JJ Coughlan Ltd & Ors v Charterhouse (Accountants) LLP (Defendant) & Michael Sherry (Third Party) (2016)
In a negligence claim against accountants arising from the recommendation of tax-avoidance schemes in 2001 and 2003, it would not be appropriate, subject to one exception, to allow the claimants to amend the particulars of claim. The new allegations represented new claims and did not arise out of the same or substantially the same facts as had already been pleaded.
The claimants sought permission to re-amend their particulars of claim.
In the original particulars of claim, the claimants had alleged that the defendant accountants had acted negligently in recommending to them three tax-avoidance schemes, all of which were subsequently challenged by HMRC. The schemes in question were two funded unapproved retirement benefits schemes entered into in 2001, a film scheme investment made in 2001 and a bonus scheme, entered into in 2003, which minimised national insurance contributions and income tax. In the re-amended particulars of claim, the claimants made two main allegations, namely that the accountants should have informed them of a conflict of interest (it was said that the accountants had been involved in designing or creating the three tax-avoidance schemes) and that they should have advised them of the availability of alternatives to the three schemes.
The issues were whether, for the purposes of the Limitation Act 1980 s.35, the re-amendments added a new claim and, if they did, whether the new causes of action arose out of the same facts or substantially the same facts as had already been pleaded.
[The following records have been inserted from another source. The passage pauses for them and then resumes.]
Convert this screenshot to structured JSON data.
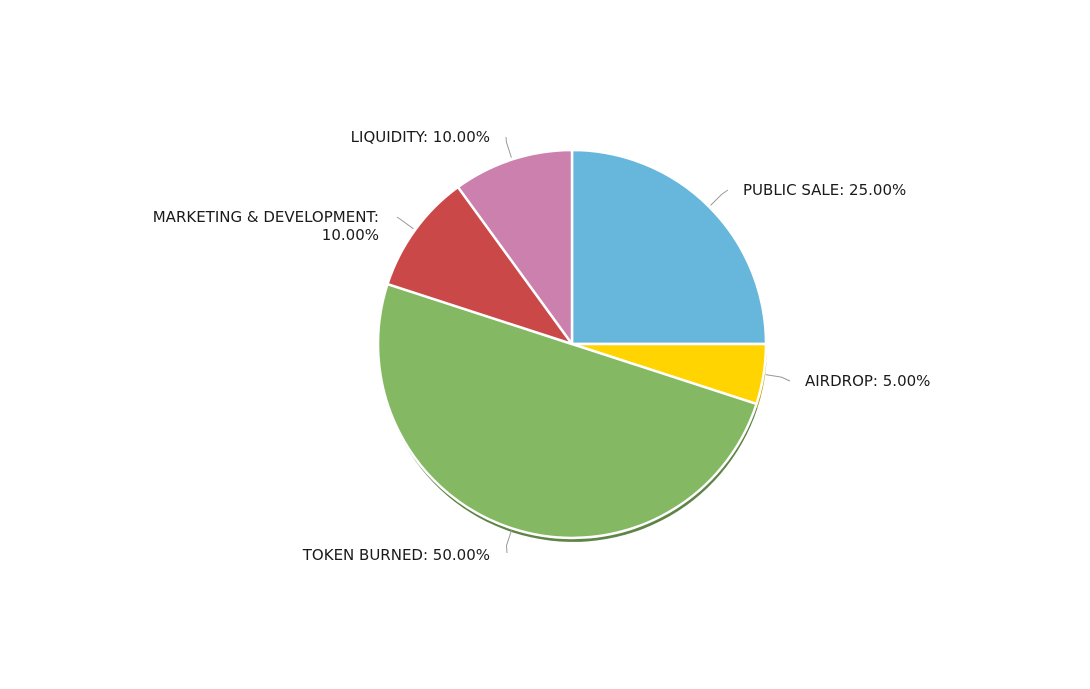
{
  "chart_data": {
    "type": "pie",
    "title": "",
    "slices": [
      {
        "name": "PUBLIC SALE",
        "value": 25.0,
        "label": "PUBLIC SALE: 25.00%",
        "color": "#67b6db"
      },
      {
        "name": "AIRDROP",
        "value": 5.0,
        "label": "AIRDROP: 5.00%",
        "color": "#ffd400"
      },
      {
        "name": "TOKEN BURNED",
        "value": 50.0,
        "label": "TOKEN BURNED: 50.00%",
        "color": "#84b863"
      },
      {
        "name": "MARKETING & DEVELOPMENT",
        "value": 10.0,
        "label_lines": [
          "MARKETING & DEVELOPMENT:",
          "10.00%"
        ],
        "label": "MARKETING & DEVELOPMENT: 10.00%",
        "color": "#cb4848"
      },
      {
        "name": "LIQUIDITY",
        "value": 10.0,
        "label": "LIQUIDITY: 10.00%",
        "color": "#cc80ad"
      }
    ],
    "start_angle": "12 o'clock, clockwise",
    "legend": "none",
    "labels": "outside with leader lines"
  }
}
The allegations of conflict of interest did not seek to introduce a new duty but rather sought to add a further respect, based on new factual issues, in which the accountants had acted in breach of duty. The re-amendments did raise a new cause of action, because important and significant new facts had to be pleaded to support it. For the same reason, it did not arise out of the same or substantially the same facts as the currently pleaded claim. The re-amendments would not therefore be allowed. As to the allegations that the accountants should have advised the claimants of the availability of alternatives to the three schemes, it would be appropriate to allow the re-amendments insofar as they related to the film scheme. That was because the allegation had been made in the original particulars of claim; the claimants were merely seeking to add uncontroversial wording to their pleading. However, it would not be appropriate to allow the re-amendments insofar as they related to the other two tax-avoidance schemes. The claimants might be relying on the already pleaded duty of care, but they were introducing a significant new respect, based on wide-ranging new factual issues, in which the accountants had acted in breach of that duty. Further, the re-amendments also entailed a significant change to the way in which damages were claimed. It was now alleged that, as opposed to the previously pleaded case that they would have done nothing, the claimants would have entered into one of the alternative schemes. Nor did the new allegations arise out of the same or substantially the same facts as would be litigated under the existing pleading. It was obvious that the new claim raised a host of new factual issues and that it had led to a complete recasting of the claimants' damages claim (see paras 14, 18, 21-24, 26, 30-32 of judgment).